France : L’UE, c’est sacré ! Le gouvernement refuse même l’idée de demander leur avis aux Français (ils pourraient dire non…)


L’UE, c’est sacré ! Le gouvernement refuse même l’idée de demander leur avis aux Français (ils pourraient dire non…)

Publié le 16.1.2025


Le gouvernement français a encore frappé, et cette fois, c’est dans le domaine de la démocratie participative (ou plutôt de son absence) qu’il excelle. Alors que certains osent évoquer l’idée d’un référendum sur l’appartenance de la France à l’Union européenne, la réponse des élites au pouvoir est sans appel : « Non, merci, on va s’en passer. »

Sophie Primas et la globalisation : une excuse en or

Sophie Primas, sénatrice LR et fervente défenseuse de l’UE, a balayé l’idée d’un référendum avec une logique imparable : « Il serait extrêmement curieux qu’à un moment où le monde se globalise, où les tensions sont de plus en plus fortes, nous partions de l’Union européenne. » Traduction : « Les Français sont trop bêtes pour comprendre les enjeux complexes de la globalisation, alors on va décider à leur place. »

On se demande d’ailleurs si Mme Primas a déjà entendu parler du concept de démocratie. Visiblement, pour elle, c’est un peu comme le dernier album de Britney Spears : ça fait du bruit, mais ça ne sert à rien.

Macron et ses promesses : du vent, rien que du vent

Rappelez-vous, Emmanuel Macron avait promis de faire « trancher certains sujets déterminants » par les Français. Sauf que, visiblement, l’appartenance à l’UE ne fait pas partie de ces sujets. Le carcan européen, lui, est « non discutable ». On dirait presque que l’UE est devenue une religion, et ses défenseurs, des fanatiques prêts à tout pour imposer leur dogme.

Et pour cause : la dernière fois qu’on a osé demander leur avis aux Français, en 2005, ils ont eu le culot de dire « non » au traité établissant une Constitution pour l’Europe. Un traumatisme dont les élites ne se sont jamais remises. Depuis, la stratégie est simple : « Plus jamais ça. »

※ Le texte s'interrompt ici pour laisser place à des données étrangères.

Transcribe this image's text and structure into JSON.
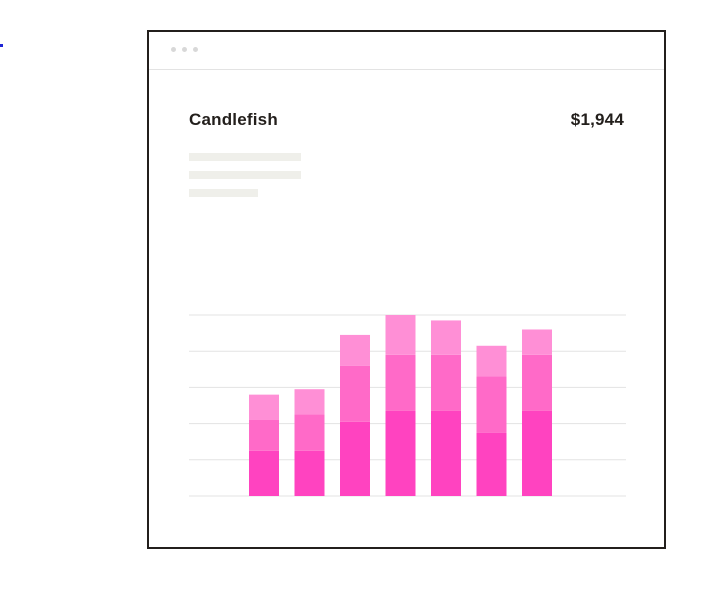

L’UE, un État fédéral en devenir ?

Les fanatiques européistes ne cachent plus leur ambition : transformer l’UE en un État fédéral. Une idée qui fait rêver certains (surtout ceux qui ont des postes bien payés à Bruxelles), mais qui fait frémir les citoyens lambda. Car, soyons honnêtes, qui a envie de se faire dicter sa politique économique, sociale et migratoire par une bureaucratie opaque et non élue ?

Mais bon, visiblement, le gouvernement s’en fiche. Pour eux, l’UE est une affaire réglée, et les Français n’ont qu’à se taire et payer leurs impôts. Après tout, à quoi bon demander leur avis ? Ils pourraient encore dire « non », et ça, ce serait vraiment « extrêmement curieux ».

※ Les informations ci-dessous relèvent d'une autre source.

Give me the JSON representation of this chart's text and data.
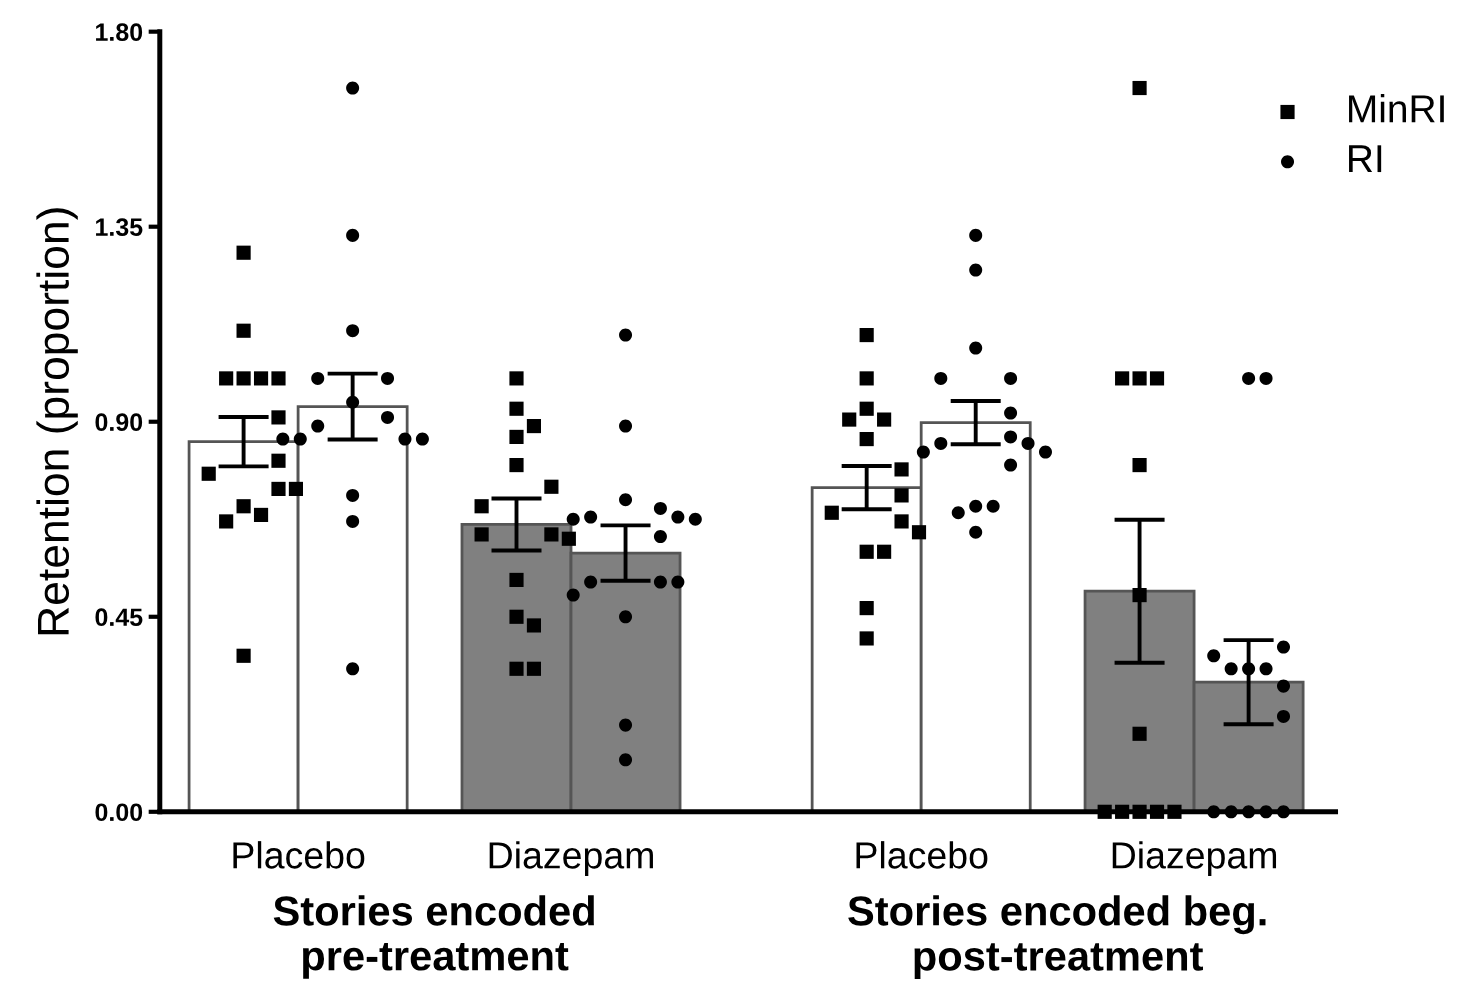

L’Union européenne perçue comme sacrée, avec des fonctionnaires rejetant l’idée d’un référendum, symbolisant le refus de demander l’avis des citoyens, voici où nous en sommes, mais c’est la Russie, l’Algérie, etc… Les mauvais.

Conclusion : la démocratie, c’est surfait

En résumé, le gouvernement français a décidé que l’appartenance à l’UE n’était pas un sujet de débat. Les Français peuvent bien râler, manifester, ou même envoyer des lettres anonymes à Sophie Primas, rien n’y fera. L’UE, c’est sacré, et ceux qui osent la critiquer sont des hérétiques à excommunier.

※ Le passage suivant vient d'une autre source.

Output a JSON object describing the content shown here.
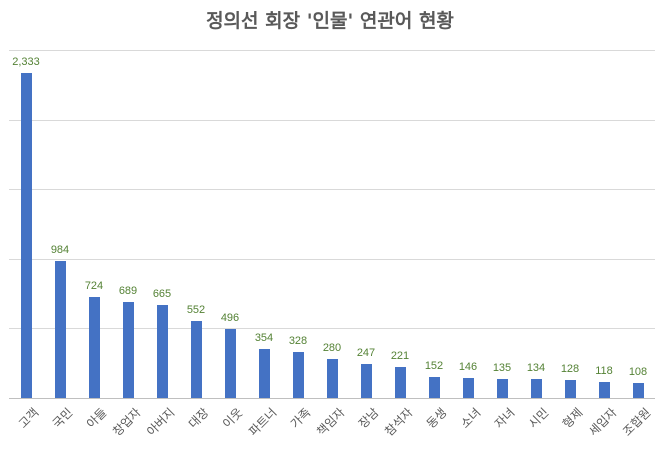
{
  "chart_data": {
    "type": "bar",
    "title": "정의선 회장 '인물' 연관어 현황",
    "xlabel": "",
    "ylabel": "",
    "ylim": [
      0,
      2500
    ],
    "grid": true,
    "y_axis_visible": false,
    "legend": null,
    "bar_color": "#4472c4",
    "label_color": "#548235",
    "categories": [
      "고객",
      "국민",
      "아들",
      "창업자",
      "아버지",
      "대장",
      "이웃",
      "파트너",
      "가족",
      "책임자",
      "장남",
      "참석자",
      "동생",
      "소녀",
      "자녀",
      "시민",
      "형제",
      "세입자",
      "조합원"
    ],
    "values": [
      2333,
      984,
      724,
      689,
      665,
      552,
      496,
      354,
      328,
      280,
      247,
      221,
      152,
      146,
      135,
      134,
      128,
      118,
      108
    ],
    "value_labels": [
      "2,333",
      "984",
      "724",
      "689",
      "665",
      "552",
      "496",
      "354",
      "328",
      "280",
      "247",
      "221",
      "152",
      "146",
      "135",
      "134",
      "128",
      "118",
      "108"
    ]
  }
}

Alors, chers citoyens, contentez-vous de regarder les décisions se prendre sans vous, et surtout, n’oubliez pas de payer vos impôts. Parce que, comme dirait Macron, « l’Europe, c’est l’avenir ». Et visiblement, cet avenir, il se construira sans vous.

En attendant, on peut toujours rêver d’un référendum… ou d’un gouvernement qui écoute enfin son peuple. Mais bon, ça, c’est peut-être trop demander.